Don't overthink cleanliness. Your starter doesn't need sterile conditions. A clean jar and unwashed spoon are plenty. The acidity of the developing culture prevents harmful bacteria from taking hold.
Once your starter is active and reliable, you can move to a once-weekly feeding schedule by refrigerating it, or keep it at room temperature and feed daily. Both work indefinitely.
The ones that keep coming up.
How do I know if my starter is alive or dead?
An active starter smells sour, shows bubbles throughout (not just on top), and rises noticeably within 8 hours of feeding. A dead starter shows no bubbles after a week and may develop mold (white, green, or orange patches on the surface—discard it). A sluggish starter just needs more time or warmer conditions.
Can I use tap water?
Yes, unless it's heavily chlorinated. If you're unsure, let tap water sit uncovered overnight to let the chlorine evaporate, or use filtered water. Chlorine inhibits fermentation, so it slows the process.
What if my starter develops mold?
Throw it out and start over. Mold (visible colored patches) means contamination. A dark, unpleasant smell or a thin layer of hooch (alcohol) are fine—these are normal fermentation.
Can I store my starter in the fridge?
Yes. Once it's active, feed it, let it rest for an hour at room temperature, then refrigerate. Feed it once a week. It'll stay alive for months. Before baking, remove it, feed it, wait 8 hours at room temperature, feed again, and use it when bubbly.

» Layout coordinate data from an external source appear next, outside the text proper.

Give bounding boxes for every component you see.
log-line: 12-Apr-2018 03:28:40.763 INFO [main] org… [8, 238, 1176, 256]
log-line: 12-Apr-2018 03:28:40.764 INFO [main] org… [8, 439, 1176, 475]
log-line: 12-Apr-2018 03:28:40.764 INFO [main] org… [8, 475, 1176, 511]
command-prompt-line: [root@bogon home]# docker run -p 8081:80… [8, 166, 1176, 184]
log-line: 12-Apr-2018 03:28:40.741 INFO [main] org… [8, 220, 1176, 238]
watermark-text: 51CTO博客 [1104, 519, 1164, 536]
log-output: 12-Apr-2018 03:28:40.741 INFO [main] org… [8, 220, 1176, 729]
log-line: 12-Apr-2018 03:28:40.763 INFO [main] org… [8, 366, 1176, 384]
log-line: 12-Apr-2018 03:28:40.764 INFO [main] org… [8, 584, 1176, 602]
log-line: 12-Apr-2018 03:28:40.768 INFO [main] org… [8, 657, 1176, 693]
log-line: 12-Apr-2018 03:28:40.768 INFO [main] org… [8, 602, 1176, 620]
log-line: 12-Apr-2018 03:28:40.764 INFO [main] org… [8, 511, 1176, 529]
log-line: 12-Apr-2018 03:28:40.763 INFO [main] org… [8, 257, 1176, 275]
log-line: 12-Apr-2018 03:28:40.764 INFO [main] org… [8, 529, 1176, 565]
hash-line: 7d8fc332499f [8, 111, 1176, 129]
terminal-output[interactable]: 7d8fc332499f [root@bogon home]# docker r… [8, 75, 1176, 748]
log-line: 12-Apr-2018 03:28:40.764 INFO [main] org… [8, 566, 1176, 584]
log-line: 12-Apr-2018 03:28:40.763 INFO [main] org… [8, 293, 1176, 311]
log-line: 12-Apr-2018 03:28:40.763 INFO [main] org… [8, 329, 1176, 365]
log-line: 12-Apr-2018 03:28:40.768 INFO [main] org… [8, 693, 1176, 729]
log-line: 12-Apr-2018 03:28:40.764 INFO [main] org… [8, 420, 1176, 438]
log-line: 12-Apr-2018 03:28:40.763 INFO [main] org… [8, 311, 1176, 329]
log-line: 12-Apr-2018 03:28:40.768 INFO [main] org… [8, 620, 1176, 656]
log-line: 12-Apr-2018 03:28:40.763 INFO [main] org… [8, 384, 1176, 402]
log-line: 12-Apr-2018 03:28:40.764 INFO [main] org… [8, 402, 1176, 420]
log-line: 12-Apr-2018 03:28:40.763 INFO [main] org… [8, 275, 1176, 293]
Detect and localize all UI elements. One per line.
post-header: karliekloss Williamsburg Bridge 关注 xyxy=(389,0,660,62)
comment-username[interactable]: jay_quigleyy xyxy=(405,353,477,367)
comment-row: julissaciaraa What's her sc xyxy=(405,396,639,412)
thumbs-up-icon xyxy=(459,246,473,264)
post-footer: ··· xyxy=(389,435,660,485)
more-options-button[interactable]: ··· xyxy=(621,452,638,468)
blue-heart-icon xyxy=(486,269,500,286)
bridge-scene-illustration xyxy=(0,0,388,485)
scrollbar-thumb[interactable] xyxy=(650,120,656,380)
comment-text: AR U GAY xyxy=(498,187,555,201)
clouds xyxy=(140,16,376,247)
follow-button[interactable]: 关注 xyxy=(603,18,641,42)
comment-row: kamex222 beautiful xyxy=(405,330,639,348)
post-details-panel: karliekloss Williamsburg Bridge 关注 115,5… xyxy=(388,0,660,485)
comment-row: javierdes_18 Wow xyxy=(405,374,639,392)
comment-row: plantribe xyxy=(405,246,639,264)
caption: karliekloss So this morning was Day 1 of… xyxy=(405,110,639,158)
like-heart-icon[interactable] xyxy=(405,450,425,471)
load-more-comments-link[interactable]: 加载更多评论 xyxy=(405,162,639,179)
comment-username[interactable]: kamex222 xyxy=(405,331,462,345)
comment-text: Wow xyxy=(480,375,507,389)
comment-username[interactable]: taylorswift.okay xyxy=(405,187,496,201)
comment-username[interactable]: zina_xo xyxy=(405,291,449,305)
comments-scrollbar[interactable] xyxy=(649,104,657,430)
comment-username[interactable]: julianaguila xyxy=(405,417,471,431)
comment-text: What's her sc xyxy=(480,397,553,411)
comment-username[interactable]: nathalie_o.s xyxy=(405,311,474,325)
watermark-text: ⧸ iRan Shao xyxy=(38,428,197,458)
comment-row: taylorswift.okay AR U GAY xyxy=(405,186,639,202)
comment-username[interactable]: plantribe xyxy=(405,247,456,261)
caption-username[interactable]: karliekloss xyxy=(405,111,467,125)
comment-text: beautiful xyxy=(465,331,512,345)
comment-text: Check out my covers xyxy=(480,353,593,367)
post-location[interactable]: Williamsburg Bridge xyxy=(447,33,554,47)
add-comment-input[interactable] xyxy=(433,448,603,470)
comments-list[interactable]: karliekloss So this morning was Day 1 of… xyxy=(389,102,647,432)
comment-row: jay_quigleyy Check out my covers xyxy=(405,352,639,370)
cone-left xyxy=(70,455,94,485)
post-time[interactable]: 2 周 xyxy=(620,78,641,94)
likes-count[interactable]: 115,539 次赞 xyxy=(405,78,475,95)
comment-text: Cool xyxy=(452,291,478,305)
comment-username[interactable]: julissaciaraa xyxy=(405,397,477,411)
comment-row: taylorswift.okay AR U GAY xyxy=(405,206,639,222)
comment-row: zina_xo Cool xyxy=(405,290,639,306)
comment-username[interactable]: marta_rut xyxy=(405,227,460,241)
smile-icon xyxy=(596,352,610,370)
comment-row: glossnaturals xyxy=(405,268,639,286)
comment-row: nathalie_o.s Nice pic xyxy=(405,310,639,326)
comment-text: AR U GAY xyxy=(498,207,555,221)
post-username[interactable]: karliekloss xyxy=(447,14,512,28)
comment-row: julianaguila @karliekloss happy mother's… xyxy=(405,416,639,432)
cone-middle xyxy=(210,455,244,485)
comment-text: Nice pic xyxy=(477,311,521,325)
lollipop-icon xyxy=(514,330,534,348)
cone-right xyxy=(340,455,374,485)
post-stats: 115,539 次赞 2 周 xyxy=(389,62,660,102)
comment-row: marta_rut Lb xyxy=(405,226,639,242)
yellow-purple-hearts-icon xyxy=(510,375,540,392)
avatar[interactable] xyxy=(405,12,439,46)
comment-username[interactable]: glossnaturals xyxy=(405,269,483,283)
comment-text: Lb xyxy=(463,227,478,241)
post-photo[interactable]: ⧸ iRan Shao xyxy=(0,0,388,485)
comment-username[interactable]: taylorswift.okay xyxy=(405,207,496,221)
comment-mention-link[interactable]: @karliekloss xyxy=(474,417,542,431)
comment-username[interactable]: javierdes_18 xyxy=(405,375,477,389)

My starter is slow. What should I do?
Keep feeding it once daily. The culture is building; yeast and bacteria populations are still small. Warmer kitchens (70–75°F) speed it up. Colder ones (below 65°F) take longer. Some starters are just naturally slower. Patience is the only real fix.
How do I know when it's ready to bake with?
When it reliably doubles in size within 6 to 8 hours of feeding and passes the float test (a spoonful floats in water), it's ready. Some bakers wait until it's quadrupled; that's even safer but takes longer.